Estimated year-over-year first-quarter earnings growth for S&P 500 companies rose to 31% from 25% in the past week, based on Refinitiv data, driven by last week’s stronger-than-expected results from Wells Fargo & Co, Goldman Sachs Group Inc and other banks.
Tuesday brings results from stay-at-home winner Netflix Inc, which is part of the FAANG group of high-profile tech-related names. Chipmaker Intel Corp’s results are due later this week.
After the bell Monday, shares of International Business Machines Corp were up more than 2% as the company resumed sales growth in the first quarter after a year of declines and beat Wall Street targets.
Earnings for the technology sector, which continued to grow last year while S&P 500 overall earnings dropped as the pandemic took its toll on businesses and consumers, are on track for 25% year-over-year growth in the first quarter.
But this year, tech is expected to lag profit growth of sectors that should benefit from the reopening of the economy, such as financials.
First-quarter profit growth for the S&P 500 financials sector, is now estimated at 116%, compared with 76% a week earlier.
“Every time we go to earnings, there’s always the question of whether (tech) can keep delivering, especially in terms of guidance,” said Quincy Krosby, chief market strategist at Prudential Financial in Newark, New Jersey.
“And they have,” she said. “What you are seeing is investors are prepared to have them – or some of them – in their portfolios along with cyclicals.”
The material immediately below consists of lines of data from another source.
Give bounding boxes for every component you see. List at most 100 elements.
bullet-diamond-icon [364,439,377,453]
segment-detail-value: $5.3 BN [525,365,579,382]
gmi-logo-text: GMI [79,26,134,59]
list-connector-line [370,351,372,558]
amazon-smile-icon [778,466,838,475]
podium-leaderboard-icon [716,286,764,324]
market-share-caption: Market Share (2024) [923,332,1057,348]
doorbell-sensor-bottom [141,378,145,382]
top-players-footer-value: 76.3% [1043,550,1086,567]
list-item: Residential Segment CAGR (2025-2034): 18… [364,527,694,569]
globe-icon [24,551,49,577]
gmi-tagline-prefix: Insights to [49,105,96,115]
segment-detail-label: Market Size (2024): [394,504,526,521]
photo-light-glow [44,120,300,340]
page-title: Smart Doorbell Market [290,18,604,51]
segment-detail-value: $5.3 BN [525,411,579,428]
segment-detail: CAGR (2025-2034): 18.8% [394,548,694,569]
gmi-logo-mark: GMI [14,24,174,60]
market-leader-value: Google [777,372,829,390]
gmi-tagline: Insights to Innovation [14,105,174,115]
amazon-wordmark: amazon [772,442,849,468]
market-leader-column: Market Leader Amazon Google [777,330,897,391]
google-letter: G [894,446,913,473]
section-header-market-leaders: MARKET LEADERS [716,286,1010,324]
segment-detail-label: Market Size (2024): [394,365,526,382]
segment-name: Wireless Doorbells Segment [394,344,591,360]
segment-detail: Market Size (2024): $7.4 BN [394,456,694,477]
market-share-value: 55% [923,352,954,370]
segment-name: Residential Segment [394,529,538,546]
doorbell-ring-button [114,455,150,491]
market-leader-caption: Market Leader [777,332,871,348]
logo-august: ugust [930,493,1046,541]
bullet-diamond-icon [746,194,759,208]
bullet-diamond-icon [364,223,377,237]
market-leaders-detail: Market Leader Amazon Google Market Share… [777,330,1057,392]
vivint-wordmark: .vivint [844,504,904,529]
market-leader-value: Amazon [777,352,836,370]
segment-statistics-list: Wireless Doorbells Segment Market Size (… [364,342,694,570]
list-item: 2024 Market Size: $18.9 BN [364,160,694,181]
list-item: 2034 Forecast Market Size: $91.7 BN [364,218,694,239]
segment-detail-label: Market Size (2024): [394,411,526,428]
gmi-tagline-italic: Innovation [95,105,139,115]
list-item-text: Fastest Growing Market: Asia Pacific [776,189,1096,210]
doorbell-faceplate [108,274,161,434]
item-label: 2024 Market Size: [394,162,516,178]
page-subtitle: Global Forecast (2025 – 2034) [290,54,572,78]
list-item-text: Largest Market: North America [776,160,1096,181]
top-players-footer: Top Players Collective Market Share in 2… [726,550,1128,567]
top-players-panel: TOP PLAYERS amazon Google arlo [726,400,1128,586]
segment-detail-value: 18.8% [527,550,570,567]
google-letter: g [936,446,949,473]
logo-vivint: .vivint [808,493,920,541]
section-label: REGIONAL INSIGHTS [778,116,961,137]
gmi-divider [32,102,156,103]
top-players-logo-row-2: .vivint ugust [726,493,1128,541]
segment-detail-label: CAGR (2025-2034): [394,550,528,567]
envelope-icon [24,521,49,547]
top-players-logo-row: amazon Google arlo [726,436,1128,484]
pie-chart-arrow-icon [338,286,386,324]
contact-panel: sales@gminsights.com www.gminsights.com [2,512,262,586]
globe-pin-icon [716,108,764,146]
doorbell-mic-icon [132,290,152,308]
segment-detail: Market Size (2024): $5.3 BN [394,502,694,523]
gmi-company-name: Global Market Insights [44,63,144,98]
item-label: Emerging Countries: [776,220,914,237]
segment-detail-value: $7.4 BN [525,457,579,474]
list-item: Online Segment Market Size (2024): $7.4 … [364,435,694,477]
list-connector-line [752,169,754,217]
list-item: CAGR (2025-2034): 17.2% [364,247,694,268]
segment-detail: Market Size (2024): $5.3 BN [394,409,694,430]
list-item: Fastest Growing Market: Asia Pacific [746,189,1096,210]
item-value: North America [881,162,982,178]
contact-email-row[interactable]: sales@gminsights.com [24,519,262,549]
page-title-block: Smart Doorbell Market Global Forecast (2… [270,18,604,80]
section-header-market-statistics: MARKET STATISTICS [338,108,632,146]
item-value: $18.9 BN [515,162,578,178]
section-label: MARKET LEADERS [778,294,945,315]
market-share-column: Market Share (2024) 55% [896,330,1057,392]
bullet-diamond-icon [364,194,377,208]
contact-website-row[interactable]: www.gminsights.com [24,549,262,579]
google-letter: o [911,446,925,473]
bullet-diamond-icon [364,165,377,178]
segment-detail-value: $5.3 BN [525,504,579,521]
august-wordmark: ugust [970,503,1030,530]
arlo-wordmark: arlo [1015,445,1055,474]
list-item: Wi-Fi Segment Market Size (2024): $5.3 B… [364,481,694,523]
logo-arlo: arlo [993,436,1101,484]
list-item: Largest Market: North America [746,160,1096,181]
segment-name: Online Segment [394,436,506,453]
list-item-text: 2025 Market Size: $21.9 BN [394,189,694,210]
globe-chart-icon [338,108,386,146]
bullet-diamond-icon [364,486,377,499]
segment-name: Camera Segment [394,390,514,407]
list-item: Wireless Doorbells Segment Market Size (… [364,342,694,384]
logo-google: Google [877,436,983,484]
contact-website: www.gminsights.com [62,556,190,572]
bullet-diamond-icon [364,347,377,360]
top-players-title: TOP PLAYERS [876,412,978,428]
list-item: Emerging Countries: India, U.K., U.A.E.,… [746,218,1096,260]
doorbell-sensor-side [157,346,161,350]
To be sure, many strategists have been bullish on economically focused sectors, and U.S. technology and growth stocks have recently begun to gain again after months of being outpaced by economically sensitive names that appear to be a better value.
Netflix still lags the broader market. Its stock is up 2.5% so far in 2021 after gaining 67% in 2020, when consumers embraced at-home entertainment during the early pandemic lockdowns, but some analysts are optimistic Netflix’s strong run is not over.
“It is reasonable to anticipate reduced engagement on the platform as the global economy reopens,” Brian White, an internet and software analyst at Monness Crespi Hardt who recommends buying the stock, wrote in a recent note.
“However, this crisis has acted as a catalyst in introducing more consumers to the service and we believe this story has a long runway of growth in the coming years.”
The current cycle of rising chip demand is expected to help semiconductors, said Daniel Morgan, senior portfolio manager at Synovus Trust Company.
“Semiconductors are operating on all cylinders right now. They can’t make them fast enough,” he said.
Micron Technology Inc shares rose when it forecast quarterly revenue above Wall Street estimates due to a rise in demand for memory chips, thanks to 5G smartphones and artificial intelligence software.
As companies have more money to increase their technology spending, that will support tech companies as well.
“With tech, either way they win. They’re really in a great position right now,” Morgan said.
Microsoft Corp is expected to report April 27.